Moreover, the ordinance bans the hiring of relatives of village employees and sitting elected officials for any Grayslake municipal post.
Officials did not cite any problems as the reason for the ordinance.
"This ordinance will affirm the village's existing merit-based and transparent hiring practices," Mayor Rhett Taylor said. "By approving it, these existing practices become law."
Trustee Jeff Werfel said the ordinance was a good idea that should help to boost Grayslake taxpayers' confidence in village government.
"It's a way to ensure conflicts of interest or worse scenarios do not occur in Grayslake," Werfel said.
But a statewide government watchdog organization questioned whether Grayslake's local law goes too far.
David Morrison, deputy director of the Illinois Campaign for Political Reform, said Grayslake's requirement that an elected official be out of office for at least five years is much longer than usual for such laws.
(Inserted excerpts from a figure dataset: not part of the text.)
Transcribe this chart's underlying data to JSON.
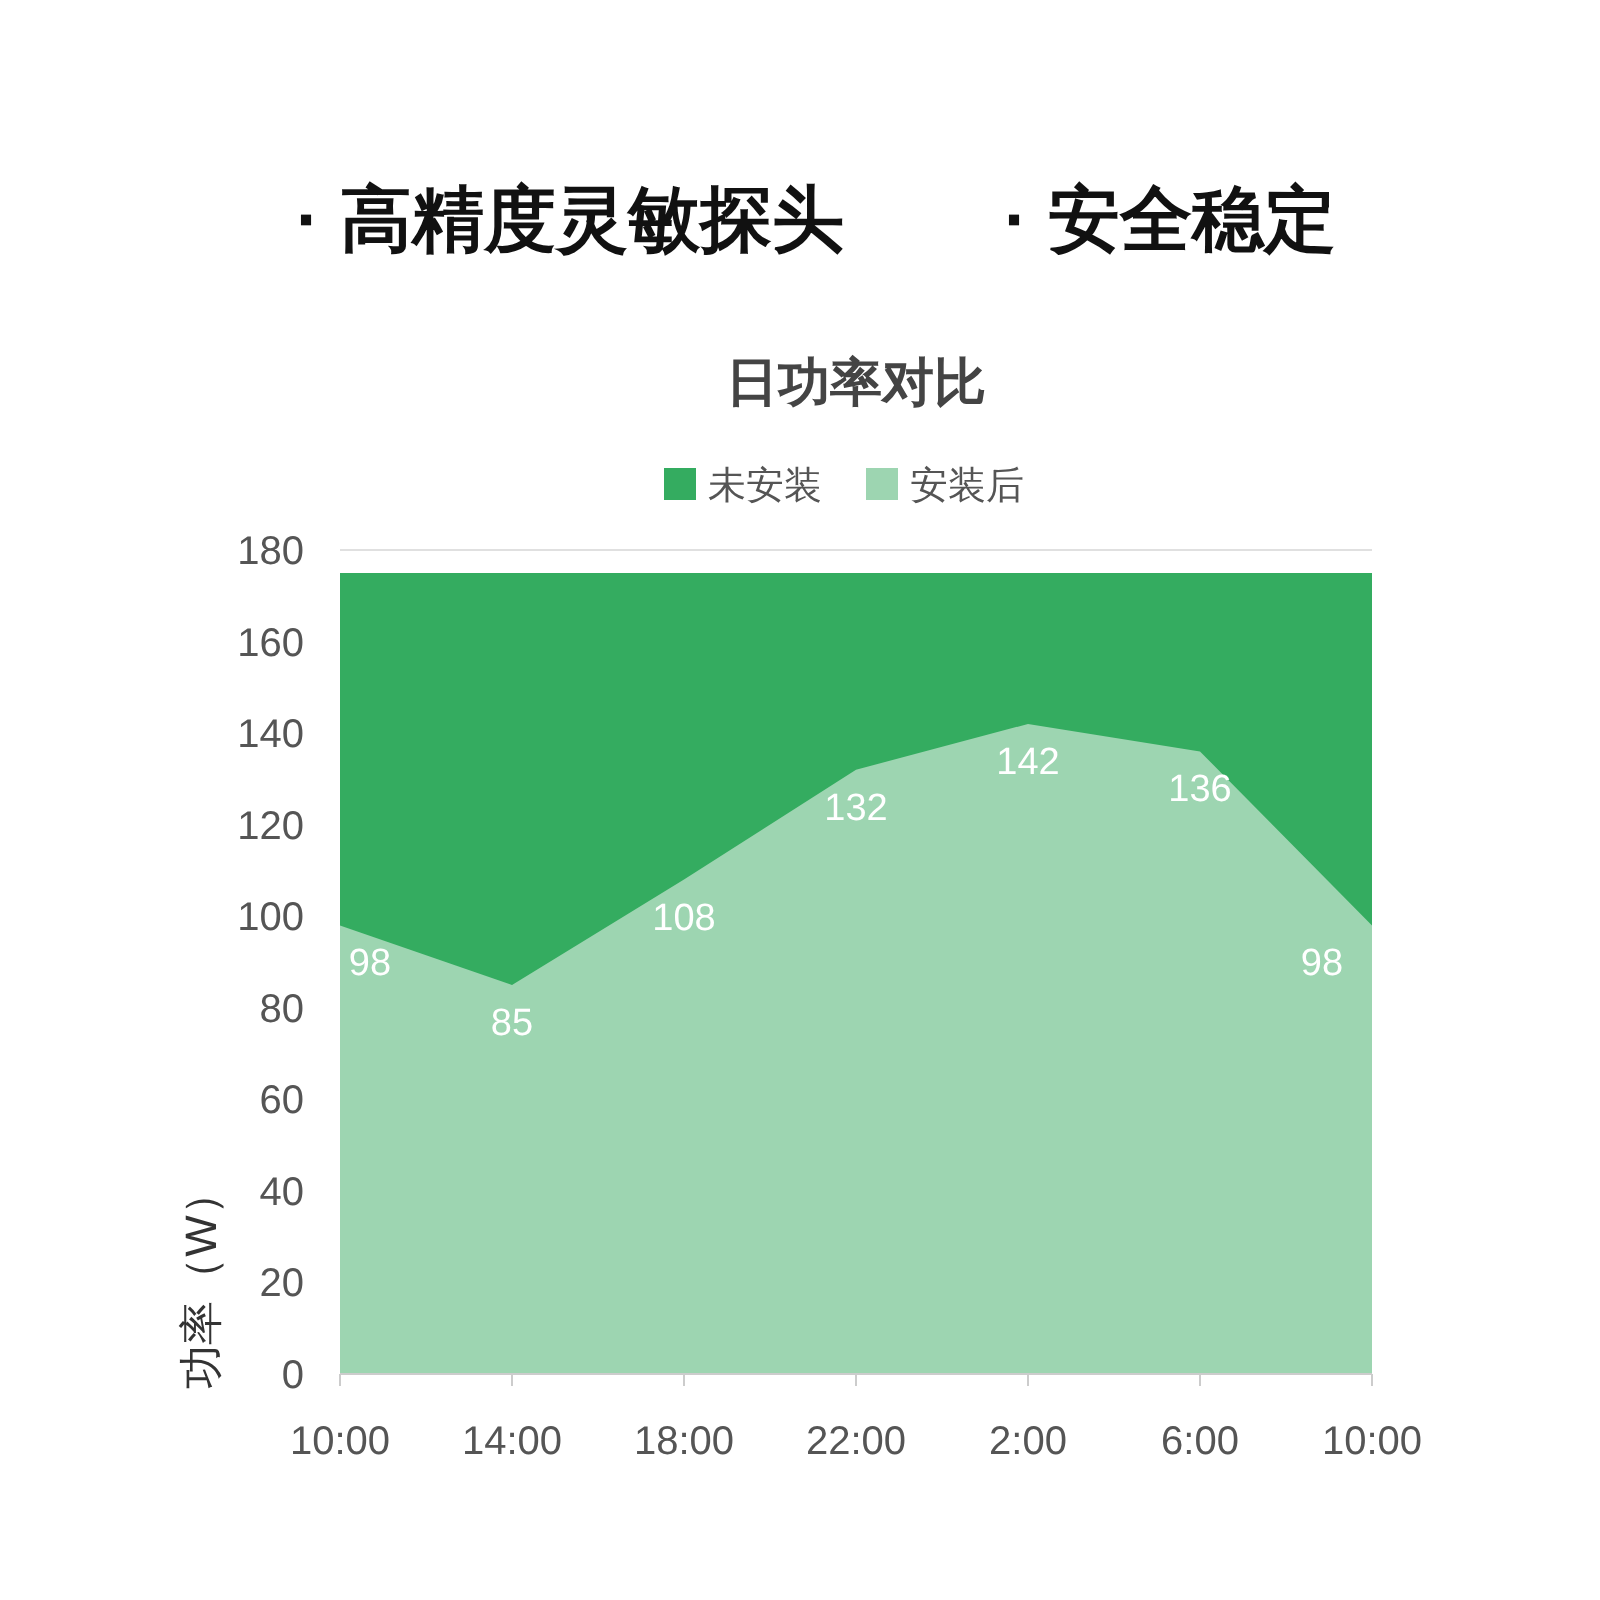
{
  "chart_data": {
    "type": "area",
    "title": "日功率对比",
    "ylabel": "功率（W）",
    "annotations": [
      "· 高精度灵敏探头",
      "· 安全稳定"
    ],
    "categories": [
      "10:00",
      "14:00",
      "18:00",
      "22:00",
      "2:00",
      "6:00",
      "10:00"
    ],
    "series": [
      {
        "name": "未安装",
        "color": "#34ac60",
        "values": [
          175,
          175,
          175,
          175,
          175,
          175,
          175
        ]
      },
      {
        "name": "安装后",
        "color": "#9dd5b1",
        "values": [
          98,
          85,
          108,
          132,
          142,
          136,
          98
        ],
        "value_labels": [
          "98",
          "85",
          "108",
          "132",
          "142",
          "136",
          "98"
        ]
      }
    ],
    "ylim": [
      0,
      180
    ],
    "yticks": [
      0,
      20,
      40,
      60,
      80,
      100,
      120,
      140,
      160,
      180
    ],
    "legend": "top"
  }
}
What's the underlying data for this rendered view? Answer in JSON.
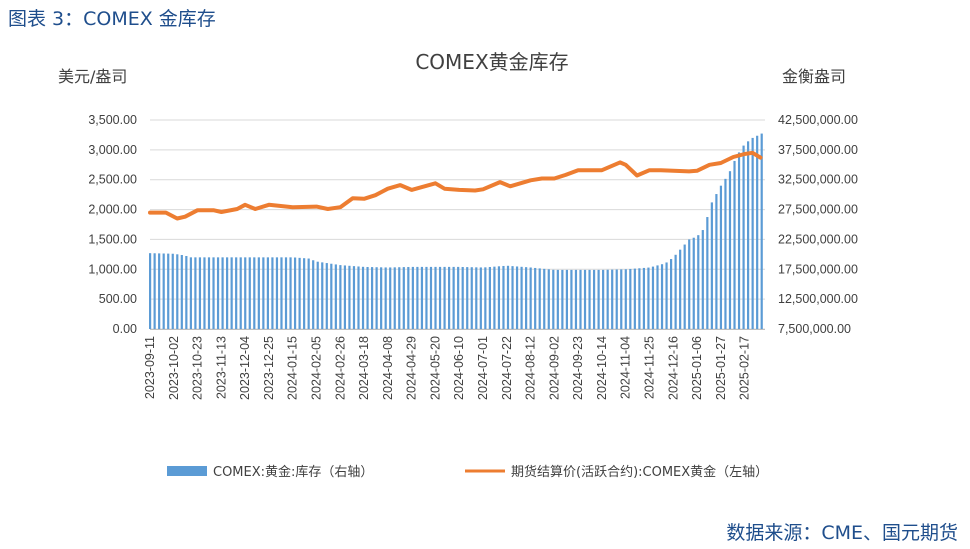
{
  "figure": {
    "caption": "图表 3：COMEX 金库存",
    "source": "数据来源：CME、国元期货"
  },
  "chart_data": {
    "type": "bar+line",
    "title": "COMEX黄金库存",
    "left_axis": {
      "unit": "美元/盎司",
      "ylim": [
        0,
        3500
      ],
      "ticks": [
        "0.00",
        "500.00",
        "1,000.00",
        "1,500.00",
        "2,000.00",
        "2,500.00",
        "3,000.00",
        "3,500.00"
      ]
    },
    "right_axis": {
      "unit": "金衡盎司",
      "ylim": [
        7500000,
        42500000
      ],
      "ticks": [
        "7,500,000.00",
        "12,500,000.00",
        "17,500,000.00",
        "22,500,000.00",
        "27,500,000.00",
        "32,500,000.00",
        "37,500,000.00",
        "42,500,000.00"
      ]
    },
    "x_tick_labels": [
      "2023-09-11",
      "2023-10-02",
      "2023-10-23",
      "2023-11-13",
      "2023-12-04",
      "2023-12-25",
      "2024-01-15",
      "2024-02-05",
      "2024-02-26",
      "2024-03-18",
      "2024-04-08",
      "2024-04-29",
      "2024-05-20",
      "2024-06-10",
      "2024-07-01",
      "2024-07-22",
      "2024-08-12",
      "2024-09-02",
      "2024-09-23",
      "2024-10-14",
      "2024-11-04",
      "2024-11-25",
      "2024-12-16",
      "2025-01-06",
      "2025-01-27",
      "2025-02-17"
    ],
    "x_range": [
      "2023-09-11",
      "2025-03-07"
    ],
    "series": [
      {
        "name": "COMEX:黄金:库存（右轴）",
        "kind": "bar",
        "axis": "right",
        "color": "#5b9bd5",
        "points": [
          [
            "2023-09-11",
            20200000
          ],
          [
            "2023-10-02",
            20100000
          ],
          [
            "2023-10-12",
            19800000
          ],
          [
            "2023-10-16",
            19500000
          ],
          [
            "2023-10-23",
            19500000
          ],
          [
            "2023-11-13",
            19500000
          ],
          [
            "2023-12-04",
            19500000
          ],
          [
            "2023-12-25",
            19500000
          ],
          [
            "2024-01-15",
            19500000
          ],
          [
            "2024-01-29",
            19300000
          ],
          [
            "2024-02-05",
            18800000
          ],
          [
            "2024-02-26",
            18200000
          ],
          [
            "2024-03-18",
            17900000
          ],
          [
            "2024-04-08",
            17800000
          ],
          [
            "2024-04-29",
            17900000
          ],
          [
            "2024-05-20",
            17900000
          ],
          [
            "2024-06-10",
            17900000
          ],
          [
            "2024-07-01",
            17800000
          ],
          [
            "2024-07-22",
            18100000
          ],
          [
            "2024-08-12",
            17800000
          ],
          [
            "2024-09-02",
            17400000
          ],
          [
            "2024-09-23",
            17400000
          ],
          [
            "2024-10-14",
            17400000
          ],
          [
            "2024-11-04",
            17500000
          ],
          [
            "2024-11-25",
            17800000
          ],
          [
            "2024-12-09",
            18500000
          ],
          [
            "2024-12-16",
            19500000
          ],
          [
            "2024-12-23",
            21000000
          ],
          [
            "2024-12-30",
            22500000
          ],
          [
            "2025-01-06",
            23000000
          ],
          [
            "2025-01-13",
            24500000
          ],
          [
            "2025-01-17",
            28000000
          ],
          [
            "2025-01-27",
            31500000
          ],
          [
            "2025-02-03",
            33500000
          ],
          [
            "2025-02-10",
            36500000
          ],
          [
            "2025-02-17",
            38500000
          ],
          [
            "2025-02-24",
            39500000
          ],
          [
            "2025-03-07",
            40500000
          ]
        ]
      },
      {
        "name": "期货结算价(活跃合约):COMEX黄金（左轴）",
        "kind": "line",
        "axis": "left",
        "color": "#ed7d31",
        "points": [
          [
            "2023-09-11",
            1950
          ],
          [
            "2023-09-25",
            1950
          ],
          [
            "2023-10-05",
            1850
          ],
          [
            "2023-10-12",
            1880
          ],
          [
            "2023-10-23",
            1990
          ],
          [
            "2023-11-06",
            1990
          ],
          [
            "2023-11-13",
            1960
          ],
          [
            "2023-11-27",
            2010
          ],
          [
            "2023-12-04",
            2080
          ],
          [
            "2023-12-13",
            2010
          ],
          [
            "2023-12-25",
            2080
          ],
          [
            "2024-01-15",
            2040
          ],
          [
            "2024-02-05",
            2050
          ],
          [
            "2024-02-15",
            2010
          ],
          [
            "2024-02-26",
            2040
          ],
          [
            "2024-03-08",
            2190
          ],
          [
            "2024-03-18",
            2180
          ],
          [
            "2024-03-28",
            2240
          ],
          [
            "2024-04-08",
            2350
          ],
          [
            "2024-04-19",
            2410
          ],
          [
            "2024-04-29",
            2330
          ],
          [
            "2024-05-20",
            2440
          ],
          [
            "2024-05-28",
            2350
          ],
          [
            "2024-06-10",
            2330
          ],
          [
            "2024-06-24",
            2320
          ],
          [
            "2024-07-01",
            2340
          ],
          [
            "2024-07-16",
            2460
          ],
          [
            "2024-07-25",
            2390
          ],
          [
            "2024-08-12",
            2490
          ],
          [
            "2024-08-22",
            2520
          ],
          [
            "2024-09-02",
            2520
          ],
          [
            "2024-09-12",
            2580
          ],
          [
            "2024-09-23",
            2660
          ],
          [
            "2024-10-14",
            2660
          ],
          [
            "2024-10-30",
            2790
          ],
          [
            "2024-11-04",
            2750
          ],
          [
            "2024-11-14",
            2570
          ],
          [
            "2024-11-25",
            2660
          ],
          [
            "2024-12-05",
            2660
          ],
          [
            "2024-12-16",
            2650
          ],
          [
            "2024-12-30",
            2640
          ],
          [
            "2025-01-06",
            2650
          ],
          [
            "2025-01-17",
            2750
          ],
          [
            "2025-01-27",
            2780
          ],
          [
            "2025-02-07",
            2880
          ],
          [
            "2025-02-17",
            2930
          ],
          [
            "2025-02-24",
            2950
          ],
          [
            "2025-03-03",
            2870
          ]
        ]
      }
    ],
    "legend": "bottom"
  }
}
He said one or two years is more typical.
Morrison said Grayslake's ordinance potentially can keep the most qualified candidates from getting village jobs.
"Without some demonstration there's been a problem (in Grayslake), they might be cutting off their nose to spite their face," he said.
Taylor responded that five years away from office reduces the chance of cronyism leading to the hiring of a former elected official.
"I think one or two years is really pretty close," he said. "Five years, you have a lot of space between the former elected official and the hiring."
Questions have arisen at some suburban governments about nepotism or political connections in hiring.
Mary Garcia was Grayslake Elementary District 46's board president in November 2010 when her husband, Robert, was hired for an operations and maintenance job.
Records show Robert Garcia received the Grayslake Middle School job about two months after he was "replaced due to an extended rehabilitation leave" at a Libertyville hardware store. Mary Garcia recused herself from voting on her husband's hiring, but he was not identified by name when he gained board approval.
District 46 received criticism for hiring former board member Michael Linder as a paid facilities engineering consultant about two months after resigning his volunteer post in November 2010.
Werfel said the District 46 hirings arose in conversation as Grayslake village officials worked to create the new ordinance.
In Rosemont, there are 10 members of the Stephens family on the village's payroll. Altogether, 28 members of six families were responsible for 10 percent of Rosemont's $20 million in personnel costs in 2010, according to village documents.